Linux container technology is getting lots of attention for its ability to solve technical challenges, and now VMware is teaming up with Docker and Google to take it deeper into the enterprise.
On Monday at its VMworld conference, VMware also took the wraps off Project Fargo, a technical preview aimed at letting containers run inside virtual machines faster and more efficiently than they can today.
Containers are seen as a potential threat to VMware's virtualization business because they provide similar benefits without the performance overhead of a guest operating system. With Fargo, VMware is aiming to show it can combine the speed and convenience of containers with the security and management benefits of virtual machines.
"Now enterprises have a safe, secure, managed way to deploy containers without changing anything about their infrastructure," VMware CEO Pat Gelsinger said in a press conference at VMworld Monday. "Now developers can take advantage of delivering apps in a lightweight way."
VMware said it's also working to boost interoperability between its virtualization and management software and that of Docker, a San Francisco-based startup that's building a business around the open source Docker framework.
Docker has become popular in large part because it allows apps to be moved easily between different clouds, and it's also used to package and automate deployment of applications, databases and back-end systems.
While many enterprises already use Docker, it requires a fair amount of knowledge to work with. VMware believes its deep experience in the enterprise market is just what Docker needs right now to expand its market reach.

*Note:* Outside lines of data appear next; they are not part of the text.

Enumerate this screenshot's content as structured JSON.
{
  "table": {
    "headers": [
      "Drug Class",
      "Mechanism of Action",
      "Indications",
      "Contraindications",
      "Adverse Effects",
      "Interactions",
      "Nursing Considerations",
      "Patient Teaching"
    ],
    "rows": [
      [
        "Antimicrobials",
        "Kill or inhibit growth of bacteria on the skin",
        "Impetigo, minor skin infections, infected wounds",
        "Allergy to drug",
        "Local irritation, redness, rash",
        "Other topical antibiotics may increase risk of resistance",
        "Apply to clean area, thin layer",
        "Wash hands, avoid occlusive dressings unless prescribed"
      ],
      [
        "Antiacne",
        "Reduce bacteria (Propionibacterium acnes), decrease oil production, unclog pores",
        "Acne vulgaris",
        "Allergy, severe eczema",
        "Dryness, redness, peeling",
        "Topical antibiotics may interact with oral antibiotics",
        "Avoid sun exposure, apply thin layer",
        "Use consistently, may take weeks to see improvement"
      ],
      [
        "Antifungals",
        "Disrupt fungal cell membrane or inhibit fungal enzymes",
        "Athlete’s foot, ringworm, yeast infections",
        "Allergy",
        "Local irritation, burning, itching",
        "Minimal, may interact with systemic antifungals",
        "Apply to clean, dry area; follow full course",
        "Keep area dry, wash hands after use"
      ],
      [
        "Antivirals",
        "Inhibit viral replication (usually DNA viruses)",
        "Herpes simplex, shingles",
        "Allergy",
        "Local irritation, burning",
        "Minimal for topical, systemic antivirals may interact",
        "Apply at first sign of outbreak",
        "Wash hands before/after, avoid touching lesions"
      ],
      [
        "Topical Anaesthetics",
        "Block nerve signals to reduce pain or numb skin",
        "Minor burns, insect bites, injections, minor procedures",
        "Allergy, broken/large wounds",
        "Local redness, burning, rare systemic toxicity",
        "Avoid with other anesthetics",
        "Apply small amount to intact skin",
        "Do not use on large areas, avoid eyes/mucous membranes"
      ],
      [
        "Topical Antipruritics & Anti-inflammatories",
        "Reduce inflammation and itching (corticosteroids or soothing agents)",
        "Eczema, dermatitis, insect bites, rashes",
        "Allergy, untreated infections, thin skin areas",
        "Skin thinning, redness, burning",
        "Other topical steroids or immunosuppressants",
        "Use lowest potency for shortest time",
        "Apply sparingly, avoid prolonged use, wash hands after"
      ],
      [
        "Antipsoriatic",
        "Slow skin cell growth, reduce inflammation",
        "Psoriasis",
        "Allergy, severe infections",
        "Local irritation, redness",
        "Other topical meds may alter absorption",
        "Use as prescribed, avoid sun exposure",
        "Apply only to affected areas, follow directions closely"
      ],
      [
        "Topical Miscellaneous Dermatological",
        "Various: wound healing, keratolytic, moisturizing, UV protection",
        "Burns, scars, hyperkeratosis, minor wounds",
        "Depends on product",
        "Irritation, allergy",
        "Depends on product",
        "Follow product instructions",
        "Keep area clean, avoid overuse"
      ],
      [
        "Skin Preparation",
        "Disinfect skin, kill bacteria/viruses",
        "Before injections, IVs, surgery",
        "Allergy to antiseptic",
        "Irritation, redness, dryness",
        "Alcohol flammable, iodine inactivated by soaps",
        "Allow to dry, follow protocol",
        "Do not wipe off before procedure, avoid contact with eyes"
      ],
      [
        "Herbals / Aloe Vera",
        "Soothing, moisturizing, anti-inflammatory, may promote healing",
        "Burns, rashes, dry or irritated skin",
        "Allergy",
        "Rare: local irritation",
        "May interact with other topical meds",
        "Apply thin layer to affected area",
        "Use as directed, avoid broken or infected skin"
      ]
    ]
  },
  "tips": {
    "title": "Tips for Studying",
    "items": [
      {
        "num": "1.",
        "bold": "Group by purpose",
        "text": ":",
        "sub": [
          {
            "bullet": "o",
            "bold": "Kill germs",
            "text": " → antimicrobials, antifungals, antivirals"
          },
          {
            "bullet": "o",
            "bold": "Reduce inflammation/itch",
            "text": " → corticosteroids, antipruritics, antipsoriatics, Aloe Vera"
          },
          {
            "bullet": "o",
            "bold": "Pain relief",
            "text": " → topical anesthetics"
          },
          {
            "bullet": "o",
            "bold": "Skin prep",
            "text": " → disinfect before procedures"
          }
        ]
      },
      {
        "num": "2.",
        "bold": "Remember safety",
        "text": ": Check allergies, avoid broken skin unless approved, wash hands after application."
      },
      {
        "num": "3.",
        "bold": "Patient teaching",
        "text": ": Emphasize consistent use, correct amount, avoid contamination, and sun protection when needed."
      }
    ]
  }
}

"Docker is the leader in defining the container model, and they are looking at a partnership with us as a way to make containers viable for enterprise developers as well," Gelsinger said.
VMware is also boosting Docker support on its vCloud Air public cloud and helping out on Docker-related open source projects libswarm, libcontainer and libchan.
While containers have emerged very quickly in the cloud market, Gelsinger said the technology isn't new. What's new is the business case, and that's still in its early stages, he said.
"How many of you were talking about containers six months ago? It was almost nothing," Gelsinger said in the press conference.
VMware is also working with Google on Kubernetes, an open source manager for Docker containers that the search giant uses to manage its own container infrastructure.
VMware plans to offer Kubernetes' patterns, APIs and tools to customers, and it'll work with Google to support Kubernetes in its vSphere software. VMware is also contributing code to the Kubernetes project.